Gentle pats with a slightly cupped hand on your baby's back usually helps bring a burp up. You can do this while holding your baby to your chest with their chin on your shoulder, sitting them upright with one hand supporting their chin and chest, or laying them on their belly over your lap.
Inconsolable crying—for more than three hours per day, more than three days a week, for longer than three weeks, specifically—defines colic. Between 10% and 40% of babies have colic, and luckily, most of them outgrow it by 3 to 6 months of age. Colic's cause is still unknown, but some likely triggers include intolerance to cow's milk protein or lactose and gastrointestinal immaturity or inflammation.

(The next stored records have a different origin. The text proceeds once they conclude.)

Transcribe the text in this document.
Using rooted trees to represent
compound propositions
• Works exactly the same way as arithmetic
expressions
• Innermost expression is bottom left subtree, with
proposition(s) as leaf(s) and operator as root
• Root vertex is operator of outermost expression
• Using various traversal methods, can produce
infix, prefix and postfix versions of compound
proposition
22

On average, it costs about $12,680 each year to care for a child from birth through age 2. Your costs may be on the higher side if you need to use child care, which ranges from around $5,000 to $24,000 annually depending on your location. Other expenses include diapers, clothing, and food (if you opt to formula feed them and/or once they start solids). While you're expecting, research medical insurance, which can help control costs for your baby's hospital delivery as well as visits to a pediatrician and dentist.

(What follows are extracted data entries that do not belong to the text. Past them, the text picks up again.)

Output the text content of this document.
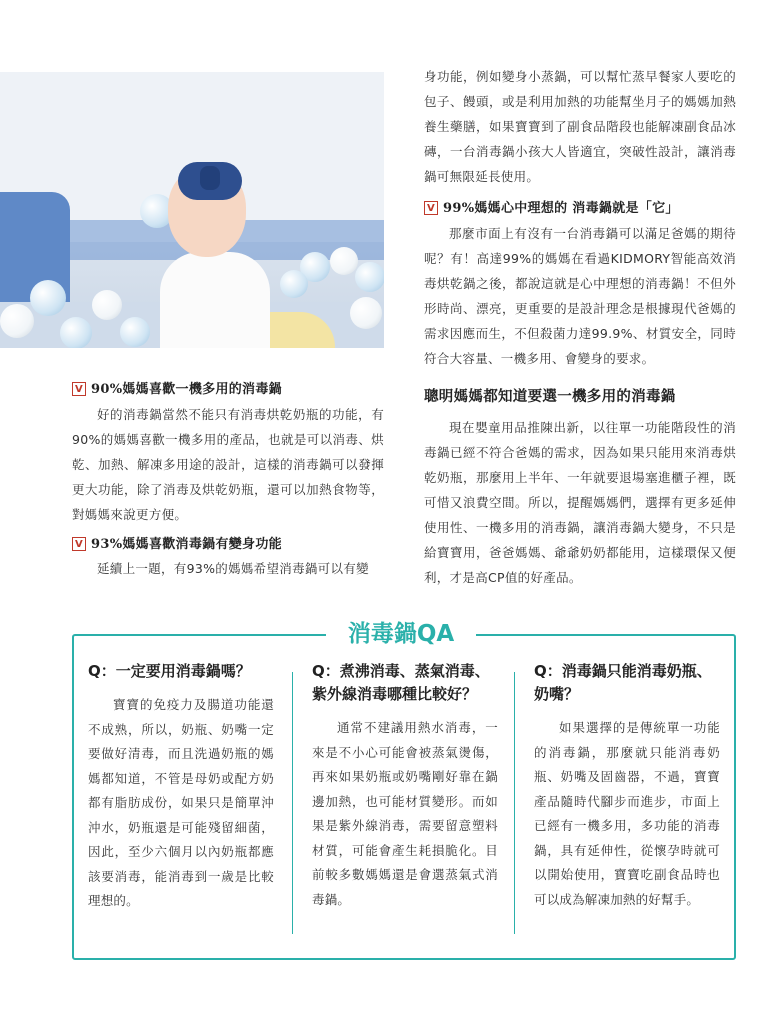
V 90%媽媽喜歡一機多用的消毒鍋

好的消毒鍋當然不能只有消毒烘乾奶瓶的功能，有90%的媽媽喜歡一機多用的產品，也就是可以消毒、烘乾、加熱、解凍多用途的設計，這樣的消毒鍋可以發揮更大功能，除了消毒及烘乾奶瓶，還可以加熱食物等，對媽媽來說更方便。

V 93%媽媽喜歡消毒鍋有變身功能

延續上一題，有93%的媽媽希望消毒鍋可以有變

身功能，例如變身小蒸鍋，可以幫忙蒸早餐家人要吃的包子、饅頭，或是利用加熱的功能幫坐月子的媽媽加熱養生藥膳，如果寶寶到了副食品階段也能解凍副食品冰磚，一台消毒鍋小孩大人皆適宜，突破性設計，讓消毒鍋可無限延長使用。

V 99%媽媽心中理想的 消毒鍋就是「它」

那麼市面上有沒有一台消毒鍋可以滿足爸媽的期待呢？有！高達99%的媽媽在看過KIDMORY智能高效消毒烘乾鍋之後，都說這就是心中理想的消毒鍋！不但外形時尚、漂亮，更重要的是設計理念是根據現代爸媽的需求因應而生，不但殺菌力達99.9%、材質安全，同時符合大容量、一機多用、會變身的要求。

聰明媽媽都知道要選一機多用的消毒鍋

現在嬰童用品推陳出新，以往單一功能階段性的消毒鍋已經不符合爸媽的需求，因為如果只能用來消毒烘乾奶瓶，那麼用上半年、一年就要退場塞進櫃子裡，既可惜又浪費空間。所以，提醒媽媽們，選擇有更多延伸使用性、一機多用的消毒鍋，讓消毒鍋大變身，不只是給寶寶用，爸爸媽媽、爺爺奶奶都能用，這樣環保又便利，才是高CP值的好產品。

消毒鍋QA
Q：一定要用消毒鍋嗎？

寶寶的免疫力及腸道功能還不成熟，所以，奶瓶、奶嘴一定要做好清毒，而且洗過奶瓶的媽媽都知道，不管是母奶或配方奶都有脂肪成份，如果只是簡單沖沖水，奶瓶還是可能殘留細菌，因此，至少六個月以內奶瓶都應該要消毒，能消毒到一歲是比較理想的。

Q：煮沸消毒、蒸氣消毒、紫外線消毒哪種比較好？

通常不建議用熱水消毒，一來是不小心可能會被蒸氣燙傷，再來如果奶瓶或奶嘴剛好靠在鍋邊加熱，也可能材質變形。而如果是紫外線消毒，需要留意塑料材質，可能會產生耗損脆化。目前較多數媽媽還是會選蒸氣式消毒鍋。

Q：消毒鍋只能消毒奶瓶、奶嘴？

如果選擇的是傳統單一功能的消毒鍋，那麼就只能消毒奶瓶、奶嘴及固齒器，不過，寶寶產品隨時代腳步而進步，市面上已經有一機多用，多功能的消毒鍋，具有延伸性，從懷孕時就可以開始使用，寶寶吃副食品時也可以成為解凍加熱的好幫手。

Atopic dermatitis (eczema) is common in babies, affecting one in four children. In babies, eczema usually appears as a rash on their head or face, often the cheeks. Using fragrance-free cleansers and helping your baby avoid common triggers, like sweat or pet dander, can help.
Your child is born with 20 still-hidden baby teeth. These teeth will come in between 6 and 33 months. Between ages 6 and 12 years, they'll lose these primary teeth to make way for permanent teeth.

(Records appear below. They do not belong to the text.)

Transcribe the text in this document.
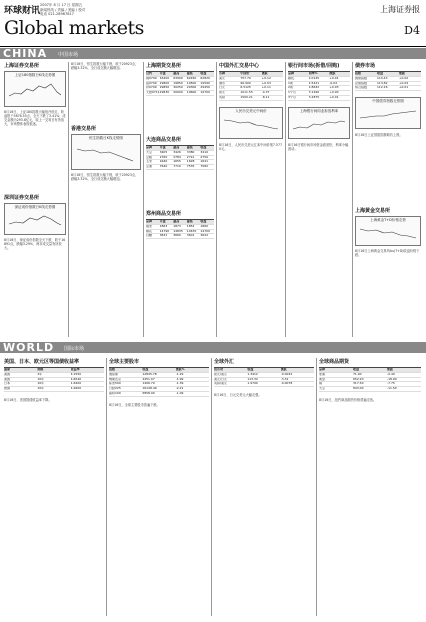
环球财讯
2007年 8 月 17 日 星期五
新闻热线 / 责编 / 美编 / 校对
电话 021-28967817
Global markets
上海证券报
D4
CHINA 中国市场
上海证券交易所
上证180指数日K线走势图
8月16日，上证180指数大幅低开低走，收盘报于3876.55点，全天下跌了3.41%；成交金额为293.8亿元，较上一交易日有所放大，市场整体表现低迷。
深圳证券交易所
深证成份指数日K线走势图
8月16日，深证成份指数全天下跌，收于16891点，跌幅3.29%，两市成交量有所放大。
8月16日，恒生指数大幅下挫，收于20923点，跌幅3.32%，全日成交额大幅增加。
香港交易所
恒生指数日K线走势图
8月16日，恒生指数大幅下挫，收于20923点，跌幅3.32%，全日成交额大幅增加。
上海期货交易所
合约	开盘	最高	最低	收盘
铜0709 63400	63900	62450	62820
铝0709 19800	19850	19500	19590
锌0709 29850	30250	29300	29450
天胶0711 19830	20000	19600	19700
大连商品交易所
品种	开盘	最高	最低	收盘
大豆	3405	3426	3380	3410
豆粕	2760	2784	2721	2750
玉米	1640	1655	1628	1641
豆油	7640	7710	7535	7582
郑州商品交易所
品种	开盘	最高	最低	收盘
强麦	1863	1873	1852	1860
棉花	14790	14835	14670	14700
白糖	3631	3660	3601	3622
中国外汇交易中心
币种	中间价	涨跌
美元	757.70	+0.12
港币	96.900	+0.03
日元	6.5125	+0.11
欧元	1011.55	-4.37
英镑	1500.21	-8.11
人民币兑美元中间价
8月16日，人民币兑美元汇率中间价报7.5770元。
银行间市场(拆借/回购)
品种	利率%	涨跌
隔夜	2.0145	+0.01
1周	2.5421	-0.02
2周	2.8632	+0.03
1个月	3.1290	+0.00
3个月	3.2875	+0.01
上海银行间同业拆放利率
8月16日银行间市场资金面宽松，利率小幅波动。
债券市场
指数	收盘	涨跌
国债指数	110.43	+0.02
企债指数	113.82	+0.04
综合指数	112.16	+0.01
中国债券指数走势图
8月16日上证国债指数略有上涨。
上海黄金交易所
上海黄金T+D价格走势
8月16日上海黄金交易所Au(T+D)收盘价格下跌。
WORLD 国际市场
美国、日本、欧元区等国债收益率
国家	期限	收益率
美国	2年	4.1550
美国	10年	4.6540
日本	10年	1.6400
德国	10年	4.2600
8月16日，美国国债收益率下降。
全球主要股市
指数	收盘	涨跌%
道琼斯	12845.78	-1.29
纳斯达克	2451.07	-1.99
标普500	1406.70	-1.39
日经225	16148.49	-2.21
富时100	5858.90	-1.09
8月16日，全球主要股市普遍下跌。
全球外汇
货币对	收盘	涨跌
欧元/美元	1.3412	-0.0032
美元/日元	113.32	-3.31
英镑/美元	1.9790	-0.0078
8月16日，日元兑美元大幅走强。
全球商品期货
品种	收盘	涨跌
原油	71.00	-0.40
黄金	652.20	-18.90
铜	317.50	-7.75
大豆	843.00	-11.50
8月16日，纽约商品期货价格普遍走低。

In baby-led weaning, parents follow their infant's cues when introducing solid foods. This usually means skipping the traditional method of spoon-feeding pre-packaged purees and instead letting babies use their hands to sample small pieces of foods the rest of the family is enjoying. Research shows that baby-led weaning does not put an infant at higher risk of choking.
Baby sign language refers to the act of communicating with babies using certain gestures. There are helpful websites where can help you learn the signs. The American Academy of Pediatrics suggests starting with these words: airplane, baby, ball, bird, blanket, book, cat, cup, cold, daddy, diaper, dog, done, drink, eat, go, good night, happy, help, hot, hurt, I love you, milk, mommy, more, nap, no, outside, please, sit, sleep, star, thank you, up, water.
Doctors define colic as inconsolable crying for more than three hours per day, more than three days per week, for longer than three weeks. The causes of colic are unclear. You can try to treat it by controlling for suspected triggers, like avoiding dairy products when you are breastfeeding, but many babies simply outgrow it by a few months of age.
Jaundice is a yellowing of the skin and the whites of the eyes that's normal in newborns, especially preemies. That's because their livers are still developing to process bilirubin, a yellow substance in the blood. Jaundice is usually noticeable when the baby is 2 to 4 days old and usually goes away within 2 weeks.
Triggered by hot temperatures and sweat, heat rash appears suddenly as small, itchy, red bumps. It's more common in babies than older children and can be relieved by taking your infant to a cool location, removing layers of clothing, or applying a cold compress.
Oral thrush (oral candidiasis) is a yeast infection in the mouth. Look for cracked skin in the corners of your baby's mouth or stubborn white patches on their lips, tongue, or inside their cheeks. It's most common in babies 6 months or younger since their immune systems are still developing.